For the past 5 years, CALCASA has been proud to serve on the Steering Committee for the National Task Force to End Sexual and Domestic Violence (NTF).  The NTF is comprised of a large coalition of national advocacy groups and experts focused on the development, passage, and implementation of national policy to address sexual assault, domestic violence, dating violence, and stalking.
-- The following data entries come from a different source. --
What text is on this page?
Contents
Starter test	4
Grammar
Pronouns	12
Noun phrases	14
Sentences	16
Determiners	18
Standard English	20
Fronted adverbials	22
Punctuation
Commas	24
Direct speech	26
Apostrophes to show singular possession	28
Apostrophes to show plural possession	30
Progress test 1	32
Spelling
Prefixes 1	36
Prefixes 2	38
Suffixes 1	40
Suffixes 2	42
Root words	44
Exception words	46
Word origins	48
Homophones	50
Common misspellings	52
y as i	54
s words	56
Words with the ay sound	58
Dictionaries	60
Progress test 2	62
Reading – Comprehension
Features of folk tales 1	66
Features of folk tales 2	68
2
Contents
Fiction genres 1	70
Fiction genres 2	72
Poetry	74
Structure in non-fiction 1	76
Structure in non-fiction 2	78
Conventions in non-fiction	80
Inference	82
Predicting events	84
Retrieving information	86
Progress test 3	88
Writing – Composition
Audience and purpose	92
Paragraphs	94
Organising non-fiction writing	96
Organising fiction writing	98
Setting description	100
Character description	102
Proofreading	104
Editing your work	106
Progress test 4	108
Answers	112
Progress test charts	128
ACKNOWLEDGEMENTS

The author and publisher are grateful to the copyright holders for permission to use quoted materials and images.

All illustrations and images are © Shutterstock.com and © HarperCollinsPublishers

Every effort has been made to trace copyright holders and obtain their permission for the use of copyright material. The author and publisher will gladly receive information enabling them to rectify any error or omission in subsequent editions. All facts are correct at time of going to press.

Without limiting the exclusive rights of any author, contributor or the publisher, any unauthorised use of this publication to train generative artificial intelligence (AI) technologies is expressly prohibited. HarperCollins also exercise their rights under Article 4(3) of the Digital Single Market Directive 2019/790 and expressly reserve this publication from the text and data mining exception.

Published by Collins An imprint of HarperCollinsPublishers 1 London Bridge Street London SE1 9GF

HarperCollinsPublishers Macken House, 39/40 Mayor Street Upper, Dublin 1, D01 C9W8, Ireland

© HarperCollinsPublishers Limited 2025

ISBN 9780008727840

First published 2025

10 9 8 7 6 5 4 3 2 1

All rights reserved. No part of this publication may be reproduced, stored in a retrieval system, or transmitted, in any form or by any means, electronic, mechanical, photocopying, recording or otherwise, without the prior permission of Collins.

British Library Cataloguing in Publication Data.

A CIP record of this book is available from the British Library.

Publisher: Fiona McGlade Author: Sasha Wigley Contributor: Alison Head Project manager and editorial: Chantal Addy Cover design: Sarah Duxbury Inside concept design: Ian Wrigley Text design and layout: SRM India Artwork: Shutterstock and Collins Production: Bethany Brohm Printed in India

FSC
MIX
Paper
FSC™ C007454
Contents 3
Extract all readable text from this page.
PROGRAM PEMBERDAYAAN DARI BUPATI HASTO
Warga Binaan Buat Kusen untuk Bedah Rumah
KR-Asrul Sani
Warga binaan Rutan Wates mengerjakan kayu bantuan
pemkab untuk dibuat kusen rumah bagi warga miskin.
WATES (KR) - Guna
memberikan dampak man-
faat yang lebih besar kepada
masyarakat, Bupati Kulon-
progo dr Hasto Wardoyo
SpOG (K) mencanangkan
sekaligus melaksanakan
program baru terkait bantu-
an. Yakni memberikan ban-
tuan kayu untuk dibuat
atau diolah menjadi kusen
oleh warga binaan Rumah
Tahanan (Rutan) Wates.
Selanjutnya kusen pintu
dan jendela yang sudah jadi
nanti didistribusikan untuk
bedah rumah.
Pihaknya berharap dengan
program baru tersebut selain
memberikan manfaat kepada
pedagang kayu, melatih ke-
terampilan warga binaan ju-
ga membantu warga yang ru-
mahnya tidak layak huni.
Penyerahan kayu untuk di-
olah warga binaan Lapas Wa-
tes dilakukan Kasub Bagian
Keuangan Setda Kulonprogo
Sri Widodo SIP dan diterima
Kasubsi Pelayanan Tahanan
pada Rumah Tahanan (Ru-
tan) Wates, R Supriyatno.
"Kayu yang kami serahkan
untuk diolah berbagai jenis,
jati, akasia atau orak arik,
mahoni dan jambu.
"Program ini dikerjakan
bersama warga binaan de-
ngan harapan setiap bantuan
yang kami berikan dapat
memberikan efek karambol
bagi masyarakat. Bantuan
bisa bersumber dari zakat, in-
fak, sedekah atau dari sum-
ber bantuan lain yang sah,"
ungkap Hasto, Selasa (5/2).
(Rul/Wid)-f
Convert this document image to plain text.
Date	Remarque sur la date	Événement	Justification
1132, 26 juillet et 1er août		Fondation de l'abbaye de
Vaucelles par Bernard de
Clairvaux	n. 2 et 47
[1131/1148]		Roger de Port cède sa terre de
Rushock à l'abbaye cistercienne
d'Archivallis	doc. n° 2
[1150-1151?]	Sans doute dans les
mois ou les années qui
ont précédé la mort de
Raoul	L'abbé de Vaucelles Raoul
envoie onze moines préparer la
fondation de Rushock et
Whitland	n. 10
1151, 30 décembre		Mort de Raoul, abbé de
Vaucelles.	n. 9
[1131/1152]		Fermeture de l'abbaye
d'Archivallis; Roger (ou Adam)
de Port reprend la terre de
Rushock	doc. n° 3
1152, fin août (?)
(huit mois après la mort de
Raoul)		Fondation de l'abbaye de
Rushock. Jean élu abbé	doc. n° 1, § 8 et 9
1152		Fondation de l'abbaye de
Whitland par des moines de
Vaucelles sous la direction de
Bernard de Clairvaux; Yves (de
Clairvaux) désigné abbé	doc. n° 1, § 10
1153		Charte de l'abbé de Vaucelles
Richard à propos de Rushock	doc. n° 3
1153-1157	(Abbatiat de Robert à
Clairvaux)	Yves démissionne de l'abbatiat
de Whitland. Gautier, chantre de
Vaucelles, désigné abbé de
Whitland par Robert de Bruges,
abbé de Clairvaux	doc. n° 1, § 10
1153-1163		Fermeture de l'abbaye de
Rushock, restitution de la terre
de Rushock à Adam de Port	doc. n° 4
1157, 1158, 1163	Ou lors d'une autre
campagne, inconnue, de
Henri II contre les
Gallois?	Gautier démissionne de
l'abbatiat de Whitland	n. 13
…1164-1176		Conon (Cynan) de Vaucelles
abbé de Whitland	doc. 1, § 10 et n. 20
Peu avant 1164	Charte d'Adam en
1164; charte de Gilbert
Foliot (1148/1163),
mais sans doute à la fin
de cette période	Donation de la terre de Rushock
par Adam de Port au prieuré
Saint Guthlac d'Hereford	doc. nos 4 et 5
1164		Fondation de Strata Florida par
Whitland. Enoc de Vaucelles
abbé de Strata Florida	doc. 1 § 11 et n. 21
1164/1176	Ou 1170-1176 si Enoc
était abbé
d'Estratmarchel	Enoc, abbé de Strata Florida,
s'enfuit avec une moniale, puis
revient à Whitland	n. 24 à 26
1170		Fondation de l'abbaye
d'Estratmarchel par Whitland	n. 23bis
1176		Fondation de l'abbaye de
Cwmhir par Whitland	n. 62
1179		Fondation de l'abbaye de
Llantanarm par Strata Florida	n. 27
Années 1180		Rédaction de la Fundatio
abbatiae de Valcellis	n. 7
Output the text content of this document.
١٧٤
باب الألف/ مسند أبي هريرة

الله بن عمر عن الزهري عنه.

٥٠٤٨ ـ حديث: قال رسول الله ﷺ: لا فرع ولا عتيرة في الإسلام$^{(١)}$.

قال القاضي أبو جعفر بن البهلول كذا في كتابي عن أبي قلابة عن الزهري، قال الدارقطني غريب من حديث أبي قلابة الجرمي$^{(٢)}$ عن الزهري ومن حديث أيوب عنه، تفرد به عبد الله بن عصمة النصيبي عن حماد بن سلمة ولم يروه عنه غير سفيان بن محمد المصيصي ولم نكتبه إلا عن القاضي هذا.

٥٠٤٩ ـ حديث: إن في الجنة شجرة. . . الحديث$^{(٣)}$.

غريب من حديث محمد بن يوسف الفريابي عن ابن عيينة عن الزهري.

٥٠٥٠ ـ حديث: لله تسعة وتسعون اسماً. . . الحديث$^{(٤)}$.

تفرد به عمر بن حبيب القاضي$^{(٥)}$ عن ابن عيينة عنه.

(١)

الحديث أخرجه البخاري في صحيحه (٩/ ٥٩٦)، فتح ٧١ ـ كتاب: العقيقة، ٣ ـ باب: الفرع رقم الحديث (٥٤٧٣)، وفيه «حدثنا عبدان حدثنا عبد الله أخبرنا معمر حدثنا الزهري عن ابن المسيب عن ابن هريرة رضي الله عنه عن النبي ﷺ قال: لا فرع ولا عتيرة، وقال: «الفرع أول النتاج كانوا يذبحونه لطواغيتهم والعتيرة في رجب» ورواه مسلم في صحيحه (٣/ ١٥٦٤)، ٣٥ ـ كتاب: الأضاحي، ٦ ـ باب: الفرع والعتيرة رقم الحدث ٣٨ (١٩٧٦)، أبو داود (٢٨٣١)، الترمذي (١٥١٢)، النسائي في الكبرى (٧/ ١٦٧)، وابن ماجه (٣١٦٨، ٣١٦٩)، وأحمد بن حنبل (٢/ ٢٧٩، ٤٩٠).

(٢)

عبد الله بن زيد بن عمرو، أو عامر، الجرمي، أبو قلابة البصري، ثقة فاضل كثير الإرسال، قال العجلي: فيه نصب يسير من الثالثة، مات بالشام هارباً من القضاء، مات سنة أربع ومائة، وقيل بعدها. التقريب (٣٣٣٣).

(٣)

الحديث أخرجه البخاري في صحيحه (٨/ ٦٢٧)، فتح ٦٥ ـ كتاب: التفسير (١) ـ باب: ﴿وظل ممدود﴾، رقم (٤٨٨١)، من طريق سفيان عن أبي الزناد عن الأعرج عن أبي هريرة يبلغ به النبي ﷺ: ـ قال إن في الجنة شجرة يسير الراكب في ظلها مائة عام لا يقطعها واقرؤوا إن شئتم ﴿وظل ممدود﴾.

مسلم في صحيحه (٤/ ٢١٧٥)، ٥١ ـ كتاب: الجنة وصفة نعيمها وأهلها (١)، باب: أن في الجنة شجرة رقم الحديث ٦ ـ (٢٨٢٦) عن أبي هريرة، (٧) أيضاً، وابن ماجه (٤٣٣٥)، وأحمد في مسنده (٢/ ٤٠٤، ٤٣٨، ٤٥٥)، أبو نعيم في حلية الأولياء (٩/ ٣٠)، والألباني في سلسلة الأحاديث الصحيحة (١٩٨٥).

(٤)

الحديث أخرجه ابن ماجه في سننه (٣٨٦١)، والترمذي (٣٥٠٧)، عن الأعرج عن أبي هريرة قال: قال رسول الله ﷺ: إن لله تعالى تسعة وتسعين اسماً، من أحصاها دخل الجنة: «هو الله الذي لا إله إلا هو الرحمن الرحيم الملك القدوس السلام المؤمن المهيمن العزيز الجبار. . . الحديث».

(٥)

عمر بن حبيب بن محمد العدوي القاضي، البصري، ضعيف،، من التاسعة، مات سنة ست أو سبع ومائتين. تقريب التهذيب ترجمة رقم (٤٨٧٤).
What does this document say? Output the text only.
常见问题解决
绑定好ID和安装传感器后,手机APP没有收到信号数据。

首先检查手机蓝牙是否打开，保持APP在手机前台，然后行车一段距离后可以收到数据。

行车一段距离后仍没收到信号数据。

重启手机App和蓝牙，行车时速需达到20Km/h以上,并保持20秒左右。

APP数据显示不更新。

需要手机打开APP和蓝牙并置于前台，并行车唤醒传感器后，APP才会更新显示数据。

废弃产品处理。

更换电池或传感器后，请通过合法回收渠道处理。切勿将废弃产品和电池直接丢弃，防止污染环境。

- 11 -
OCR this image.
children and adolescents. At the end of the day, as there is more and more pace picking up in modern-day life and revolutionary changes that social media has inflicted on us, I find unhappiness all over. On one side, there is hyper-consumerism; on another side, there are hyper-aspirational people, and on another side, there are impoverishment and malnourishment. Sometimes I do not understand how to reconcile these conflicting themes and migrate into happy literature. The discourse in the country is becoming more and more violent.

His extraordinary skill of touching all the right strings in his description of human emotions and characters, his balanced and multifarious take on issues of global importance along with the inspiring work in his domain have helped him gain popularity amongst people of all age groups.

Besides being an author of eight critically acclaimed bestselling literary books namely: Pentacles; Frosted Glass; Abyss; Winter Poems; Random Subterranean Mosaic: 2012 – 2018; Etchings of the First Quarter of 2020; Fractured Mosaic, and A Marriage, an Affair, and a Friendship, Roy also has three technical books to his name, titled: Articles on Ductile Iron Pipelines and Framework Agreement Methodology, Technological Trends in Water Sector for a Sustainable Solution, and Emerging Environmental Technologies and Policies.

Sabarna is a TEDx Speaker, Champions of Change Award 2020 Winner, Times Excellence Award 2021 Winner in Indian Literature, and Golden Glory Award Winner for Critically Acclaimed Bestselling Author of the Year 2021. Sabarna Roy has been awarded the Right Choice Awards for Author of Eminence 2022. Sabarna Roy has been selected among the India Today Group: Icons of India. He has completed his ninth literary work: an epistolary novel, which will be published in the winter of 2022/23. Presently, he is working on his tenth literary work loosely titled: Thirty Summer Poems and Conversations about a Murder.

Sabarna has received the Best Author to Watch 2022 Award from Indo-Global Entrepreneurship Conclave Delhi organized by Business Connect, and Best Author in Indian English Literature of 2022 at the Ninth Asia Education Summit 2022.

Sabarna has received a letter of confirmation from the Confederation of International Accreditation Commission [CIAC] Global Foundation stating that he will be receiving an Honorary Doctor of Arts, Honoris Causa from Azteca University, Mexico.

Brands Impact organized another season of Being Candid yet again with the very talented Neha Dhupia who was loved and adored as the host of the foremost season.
Since the passage of the Violence Against Women Act (VAWA) in 1994, the NTF has been the leading voice in the country on addressing gender-based violence through public policy.  

 

It has been a tremendous privilege to act as CALCASA’s representative to the NTF during my time here, and to consistently bring a California voice to the national table discussing the most prevalent and emerging policy issues related to domestic and sexual abuse, including immigration, criminal justice reform, firearm policy, VAWA Reauthorization, the Victims of Crime Act (VOCA), and the Family Violence Prevention and Services Act (FVPSA).  

 

Every day at the NTF, we are living into CALCASA’s theory of justice by asserting the dignity of ALL people, and recognizing that survivors of sexual violence do not live single-issue lives.  Survivors are black, survivors are Native, survivors are disabled, survivors are poor, survivors are immigrants, and survivors are queer.  We have been proud to apply this understanding to the critical policy work being done at the NTF, and to promote a vision for ending sexual and domestic violence that leaves no one behind.  In this spirit, it is one of the great honors of my life to have been a co-founder and one of the first co-chairs of the Black Caucus of the NTF, formed in 2020 during the national reckoning on racial justice arising from the murder of George Floyd at the hands of Minneapolis police.  The Black Caucus was established to provide a strong representative voice for black advocates and black survivors of gender-based violence on national public policy issues, and to guide the work of the NTF as it relates to issues affecting black families and the black community.  We are active in the conversation around re-evaluating the movement to end sexual and domestic violence’s longstanding relationship with law enforcement and the criminal justice system, and endeavor to ensure that black voices are heard in every discussion and decision that affects black people.

 

As the only statewide sexual assault coalition with a seat on the Steering Committee for the NTF, CALCASA also recognizes the solemn responsibility to consistently advocate specifically for survivors of sexual assault and rape crisis centers, and to make sure that their voices are not lost within a broader conversation about gender-based violence.  We are proud to stand with our strong partner organizations focused specifically on sexual assault, including the National Alliance to End Sexual Violence, the National Sexual Violence Resource Center, Sisters of Color Ending Sexual Assault, and more.  CALCASA will always be a voice for survivors and rape crisis centers wherever we go, and leading the nation from California will continue to be a strategy of which we are deeply proud.